Un, deux, trois, un, deux, trois !
Derrière la machine
Qui toussotte de froid
Le petit train trottine.
Soudain, il s'enhardit,
Son rythme s'accélère,
Il s'essouffle, il bondit
A travers la nuit claire.
Monsieur l'Hiver s'endort,
Bercé par la cadence.
Il rêve qu'il est mort,
Mais se réveille en transes.
Dehors, il fait grand jour
Et le train entre en gare
Au son de cent tambours
Et de trente fanfares.
La barbe de travers
Sous son nez qui flamboie,
Ce bon Monsieur l'Hiver
Prend ses airs rabat-joie.
Car, là-bas, sur le quai,
D'un pas léger s'avance
Un jeune homme au teint frais,
Beau comme l'espérance.
Du soleil plein les yeux,
Fleur à la boutonnière,
Il porte un habit bleu
Tout brodé de lumière.
C'est Monsieur le Printemps
Tout le train est en fête.
Un vieil homme en descend,
Un jeune monte en tête !
On desserre les freins.
Dans la petite gare,
Le pinson plein d'entrain
Siffle : « Qu'on se prépare ! »
La machine en partant
Fait un vrai tintamarre,
Et Monsieur le Printemps
Vers l'horizon démarre.
L'HISTOIRE DE
FRANCE
La petite soeur
- Je veux bien jouer à Jeanne d'Arc.
Toi, tu seras le roi de France,
Avec un beau palais, un grand parc
Et des guerriers armés de lances;
Je veux bien que tu me coupes les cheveux
Avec les ciseaux de la bonne
Et que de mon collier bleu
Tu te fasses une couronne;
Je veux bien garder les moutons,
Et monter à cheval, équipée
De l'armure et des éperons,
Portant la bannière et l'épée;
Des Anglais et des Bourguignons
Je veux bien être prisonnière;
Je veux bien que l'évêque Cauchon
(Ce sera toi !) me condamne comme sorcière.

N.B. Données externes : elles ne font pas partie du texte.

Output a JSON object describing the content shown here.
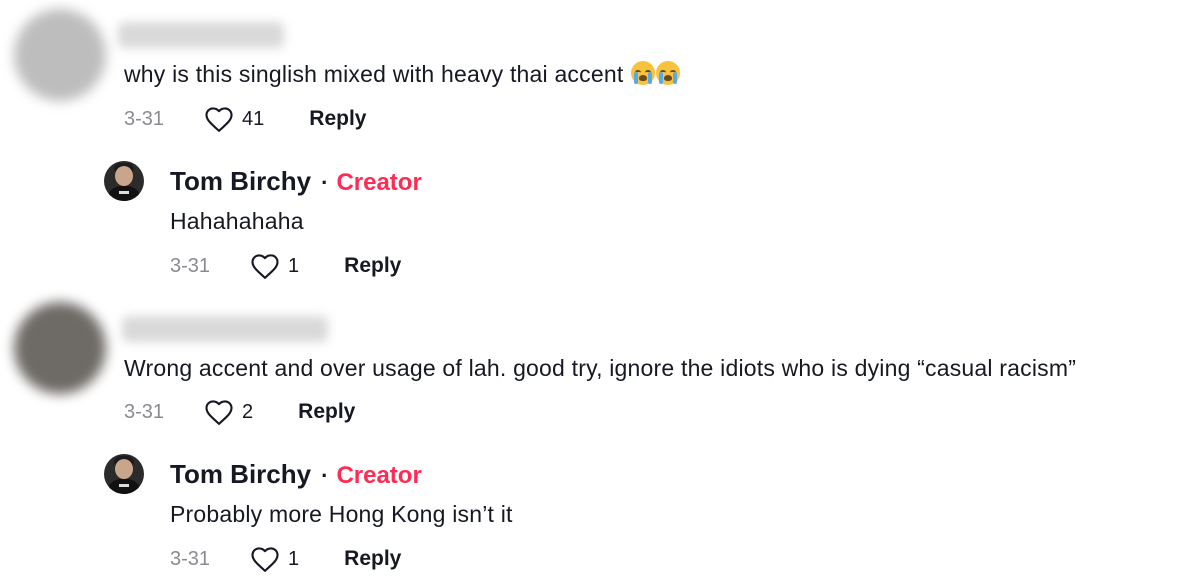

Et même qu'à la tour de Rouen
(C'est le grenier !) tu me mettes en cellule...
Mais...
Le petit frère
- Mais, ma soeur, si je te comprends,
Tu ne veux pas que je te brûle
Avec les allumettes de Papa.
Alors, ce n'est pas drôle, et je ne jouerai pas !
LE CHIEN DE BOIS
Le chien de bois articulé
Un soir dans l'ombre m'a parlé.
C'était un murmure à coeur fendre
Que je pouvais à peine entendre :
« Je t'aime bien, petit ami,
Mais, vrai, je me ronge d'ennui
Dans cette ville toute noire !
J'étouffe au fond de ton armoire,
Parmi tes seigneurs de satin,
Moi que tailla dans le sapin
Le pauvre artisan du village.
Tous se moquent de mon pelage,
Il ne se passe pas de jour
Qu'on ne me fasse un méchant tour !
L'un me met la queue en trompette,
L'autre me disloque la tête !
Du coup, j'ai perdu mes couleurs...
Si tu ne veux pas mon malheur,
Rends-moi le ciel qui m'a vu naître :
Rends-moi mes compagnons de hêtre,
De sapin, de frêne ou d'osier :
Ils ont un coeur, s'ils sont grossiers... »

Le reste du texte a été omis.